— Хардинг тоже сражался. А от разговоров о том, кто где отсиживался, у меня так сводит лицо, что скулы того и гляди стукнутся одна о другую.

— Может, Хардинг и сражался, но ведь мятеж поднял ты! Без тебя ничего бы не было!

— Почтенный Финрос! — Берен сжал его руку, пытаясь подобрать слова. О чем болит сердце старика — он понимал. Именно они — те, кто пережили здесь эти десять страшных лет, разорившиеся, наполовину истребленные — сейчас были унижаемы другими, успевшими вовремя уйти, сохранить детей и добро… Он сумел отстоять замки для таких, как Мэрдиган, и объявить полное прощение тем, кто перешел на его сторону хотя бы в последние минуты битвы — но он не мог заткнуть все рты, из которых вылетало презрительное «морготовы трэли». Пока он, сам бывший морготов трэль, был князем — эти рты раскрывались не очень широко. Но сейчас…
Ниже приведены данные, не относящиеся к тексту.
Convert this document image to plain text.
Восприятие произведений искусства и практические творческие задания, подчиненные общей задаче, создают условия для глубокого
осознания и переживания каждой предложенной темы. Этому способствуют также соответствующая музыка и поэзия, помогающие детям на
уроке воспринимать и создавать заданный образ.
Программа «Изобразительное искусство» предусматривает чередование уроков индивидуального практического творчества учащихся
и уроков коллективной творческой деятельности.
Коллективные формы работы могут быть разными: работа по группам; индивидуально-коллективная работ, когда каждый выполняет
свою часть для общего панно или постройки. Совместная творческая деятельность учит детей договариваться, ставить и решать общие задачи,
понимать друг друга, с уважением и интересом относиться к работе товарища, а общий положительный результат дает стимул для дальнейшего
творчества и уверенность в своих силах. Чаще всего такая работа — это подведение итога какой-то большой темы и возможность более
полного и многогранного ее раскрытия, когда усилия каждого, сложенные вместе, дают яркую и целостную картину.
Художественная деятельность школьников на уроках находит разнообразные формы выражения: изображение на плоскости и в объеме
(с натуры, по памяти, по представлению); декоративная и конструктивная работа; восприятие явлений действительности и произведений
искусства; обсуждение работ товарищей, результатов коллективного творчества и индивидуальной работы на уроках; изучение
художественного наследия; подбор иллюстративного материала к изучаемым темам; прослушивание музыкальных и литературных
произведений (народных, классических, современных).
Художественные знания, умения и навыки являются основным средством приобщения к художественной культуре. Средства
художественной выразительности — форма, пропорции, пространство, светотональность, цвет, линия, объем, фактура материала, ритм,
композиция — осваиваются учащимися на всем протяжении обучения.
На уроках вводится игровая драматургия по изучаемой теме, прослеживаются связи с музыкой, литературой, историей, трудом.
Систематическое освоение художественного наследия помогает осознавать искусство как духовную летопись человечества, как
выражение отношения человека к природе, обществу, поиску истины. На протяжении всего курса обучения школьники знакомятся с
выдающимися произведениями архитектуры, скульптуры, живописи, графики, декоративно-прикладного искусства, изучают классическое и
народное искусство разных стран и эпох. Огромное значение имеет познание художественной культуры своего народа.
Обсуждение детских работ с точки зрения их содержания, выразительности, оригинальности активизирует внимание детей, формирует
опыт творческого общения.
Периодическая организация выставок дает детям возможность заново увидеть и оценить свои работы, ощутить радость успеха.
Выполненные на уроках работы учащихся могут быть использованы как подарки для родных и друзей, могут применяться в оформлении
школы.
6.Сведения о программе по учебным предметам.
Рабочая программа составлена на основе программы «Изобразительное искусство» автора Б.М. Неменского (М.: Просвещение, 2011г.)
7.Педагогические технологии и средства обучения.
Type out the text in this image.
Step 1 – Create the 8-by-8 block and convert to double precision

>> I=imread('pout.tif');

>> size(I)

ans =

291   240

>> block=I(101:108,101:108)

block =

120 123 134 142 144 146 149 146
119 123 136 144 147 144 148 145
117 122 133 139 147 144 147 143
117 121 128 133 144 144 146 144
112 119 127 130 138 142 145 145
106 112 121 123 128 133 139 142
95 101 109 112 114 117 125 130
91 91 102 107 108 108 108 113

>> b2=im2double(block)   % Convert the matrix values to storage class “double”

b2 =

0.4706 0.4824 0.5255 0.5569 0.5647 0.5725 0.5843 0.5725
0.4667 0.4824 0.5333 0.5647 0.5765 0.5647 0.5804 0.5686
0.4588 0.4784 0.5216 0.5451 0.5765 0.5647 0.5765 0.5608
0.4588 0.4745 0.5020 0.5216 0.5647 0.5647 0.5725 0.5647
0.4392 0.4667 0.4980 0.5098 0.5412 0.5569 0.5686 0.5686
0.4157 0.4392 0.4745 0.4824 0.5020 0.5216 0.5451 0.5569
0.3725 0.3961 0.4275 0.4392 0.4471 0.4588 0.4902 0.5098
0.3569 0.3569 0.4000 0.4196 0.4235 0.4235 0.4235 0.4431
— Почтенный Финрос, в том-то все и дело, что я поднял мятеж и довел его до конца. Это — как раз то, что я умею хорошо; мятежником, а не правителем, сделали меня эти девять проклятых лет. Если князь Берен объявится в Дортонионе — то даже против его воли будет новый мятеж. А я не хочу проливать кровь своих. Я вообще не хочу проливать кровь, мне это изрядно надоело. И потому я буду благодарен тебе, почтенный Финрос, если даже здесь, между нами, ты не будешь величать меня князем.

Старик посмотрел в лицо Берену и понял, что тот ничего иного не скажет.

— Желаешь ли ты, чтобы в деревне и имени твоего не знали? — спросил он.

— Желал бы, но возможно ли это?

— Навряд ли. Что ты поседел до срока — знают и здесь. Радда, мой внук, признал тебя сразу, а двое других еще сопляки, ни разу не выбирались в Каргонд, а то и они признали бы.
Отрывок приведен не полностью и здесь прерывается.